• Beranda
  • Berita
  • Mengulas faktor risiko, gejala, dan pengobatan kanker payudara

Mengulas faktor risiko, gejala, dan pengobatan kanker payudara

20 Oktober 2021 13:56 WIB
Mengulas faktor risiko, gejala, dan pengobatan kanker payudara
Ilustrasi - Pita pink sebagai simbol internasional yang melambangkan peringatan dan kepedulian terhadap kanker payudara (Pixabay)
Penyebab kanker payudara hingga saat ini belum diketahui secara pasti tapi sangat bergantung pada hormon estrogen yang ada di dalam tubuh, kata dokter spesialis bedah onkologi dari Fakultas Kedokteran Universitas Indonesia (FKUI) dr. Bob Andinata Sp.B(K) Onk.

Meski demikian, lanjut dr. Bob, kanker payudara dapat dicegah dengan memperhatikan dan memahami faktor resiko serta melakukan skrining dan deteksi dini.

Baca juga: Dokter ingatkan pentingnya skrining dan deteksi dini kanker payudara

"Kita sulit mencegah kanker payudara, tapi kita bisa nememukannya pada stadium awal. Pasca menjalani treatment yang tepat, maka angka kesembuhannya akan tinggi," ujarnya beberapa waktu lalu.

Faktor risiko

Faktor risiko kanker payudara terbagi menjadi dua, yaitu faktor risiko yang dapat diubah dan tidak dapat diubah

Faktor risiko yang tidak dapat diubah, kata dr. Bob, jika penderita adalah wanita, berusia lebih dari 50 tahun, memiliki keluarga dengan riwayat kanker, mengalami menstruasi pertama di bawah 12 tahun, dan menopause di atas 55 tahun.

Sementara faktor risiko yang dapat diubah adalah tidak menikah, tidak punya anak, tidak menyusui, penggunaan kontrasepsi hormonal selama 10 tahun terakhir, dan obesitas.

Meski kebanyakan penderitanya adalah kaum wanita, dr. Bob mengatakan, kanker payudara juga bisa dialami kaum pria.

"Kanker payudara pada pria itu ada sedikit keganjilan untuk penyebabnya. Biasanya penyebabnya pada pasien yang obesitas dan mungkin ada kerusakan dari testis. Jadi seringkali pasien kanker payudara pada pria itu kami periksa juga testisnya," kata dr. Bob.

Sementara itu, spesialis onkologi radioterapi dari FKUI dr. Ade Margaretha L. T Sp.Onk.Rad menambahkan bahwa faktor risiko lain yang dapat diubah adalah kebiasaan merokok, mengonsumsi alkohol, dan diet yang tidak tepat.
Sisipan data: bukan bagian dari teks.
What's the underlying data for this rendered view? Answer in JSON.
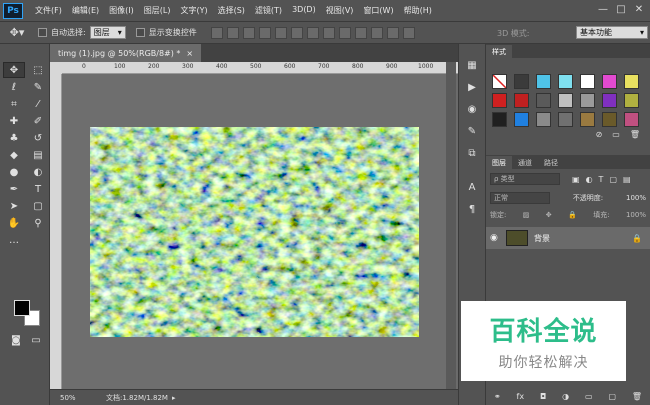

Baca juga: 80 persen wanita salah pilih ukuran bra

Baca juga: Dokter: Kanker payudara dapat terjadi pada pria dan bisa lebih ganas

 

Gejala

Kebanyakan kanker payudara berawal dari saluran yang membawa ASI ke puting, demikian dr. Ade.
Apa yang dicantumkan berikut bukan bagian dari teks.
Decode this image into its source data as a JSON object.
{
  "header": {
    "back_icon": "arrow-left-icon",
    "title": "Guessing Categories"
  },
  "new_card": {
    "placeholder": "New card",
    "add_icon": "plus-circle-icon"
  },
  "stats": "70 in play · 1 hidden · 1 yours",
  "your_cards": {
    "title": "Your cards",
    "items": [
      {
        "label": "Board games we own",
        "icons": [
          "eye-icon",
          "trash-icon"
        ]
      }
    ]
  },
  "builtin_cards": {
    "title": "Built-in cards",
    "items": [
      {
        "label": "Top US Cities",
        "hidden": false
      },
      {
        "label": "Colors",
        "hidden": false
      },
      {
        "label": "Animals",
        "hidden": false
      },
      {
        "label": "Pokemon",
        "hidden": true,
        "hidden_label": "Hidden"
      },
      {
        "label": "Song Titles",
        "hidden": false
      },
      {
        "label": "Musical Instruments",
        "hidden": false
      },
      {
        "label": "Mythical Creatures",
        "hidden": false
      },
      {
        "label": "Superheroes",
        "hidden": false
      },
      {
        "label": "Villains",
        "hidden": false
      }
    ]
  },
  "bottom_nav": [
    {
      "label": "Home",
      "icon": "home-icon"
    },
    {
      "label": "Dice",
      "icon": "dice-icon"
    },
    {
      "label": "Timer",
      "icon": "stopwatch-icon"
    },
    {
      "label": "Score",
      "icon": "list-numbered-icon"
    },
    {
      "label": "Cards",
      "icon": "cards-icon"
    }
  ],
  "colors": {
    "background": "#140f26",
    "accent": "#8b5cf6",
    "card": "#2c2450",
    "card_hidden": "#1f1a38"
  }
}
Adapun gejala klinis lain dari kanker payudara selain adanya benjolan, kata dr. Ade, adalah pembengkakan pada seluruh payudara, skin dimpling (kulit payudara menjadi seperti permukaan kulit jeruk), nyeri pada payudara atau puting, retraksi puting (puting tertarik ke dalam), keluarnya cairan dari puting, pembengkakan kelenjar getah bening, dan puting atau kulit payudara menjadi merah, kering, atau menebal.

Sedangkan menurut dr. Bob, kanker payudara biasanya berawal dari benjolan tanpa rasa nyeri sehingga kebanyakan orang merasa tidak perlu memeriksakan diri ke dokter.
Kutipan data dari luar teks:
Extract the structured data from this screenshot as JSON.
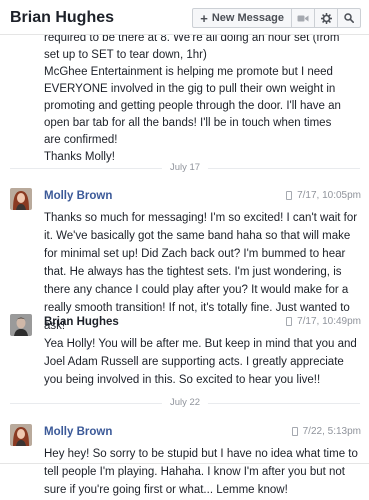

"Kalau nyeri, biasanya pasien cepat memeriksakan diri. Padahal kalau benjolan sudah nyeri, bisa jadi sudah masuk ke stadium 3 atau 4," ujar dr. Bob.

Untuk mengetahui apakah Anda menderita kanker payudara, Anda dapat melakukan SADARI (Periksa Payudara Sendiri) dan SADANIS (Periksa Payudara Klinis) dengan bantuan tenaga kesehatan.

Pemeriksaan SADARI dapat dilakukan dengan berbagai cara. Cara pertama, angkat tangan sambil bercermin dan periksa apakah ada kemerahan atau bengkak di payudara. Cara keedua, menekan payudara dari atas ke bawah atau melingkar dan rasakan apakah ada benjolan. Cara ketiga, tekan payudara ke arah puting dan lihat apakah ada cairan yang keluar.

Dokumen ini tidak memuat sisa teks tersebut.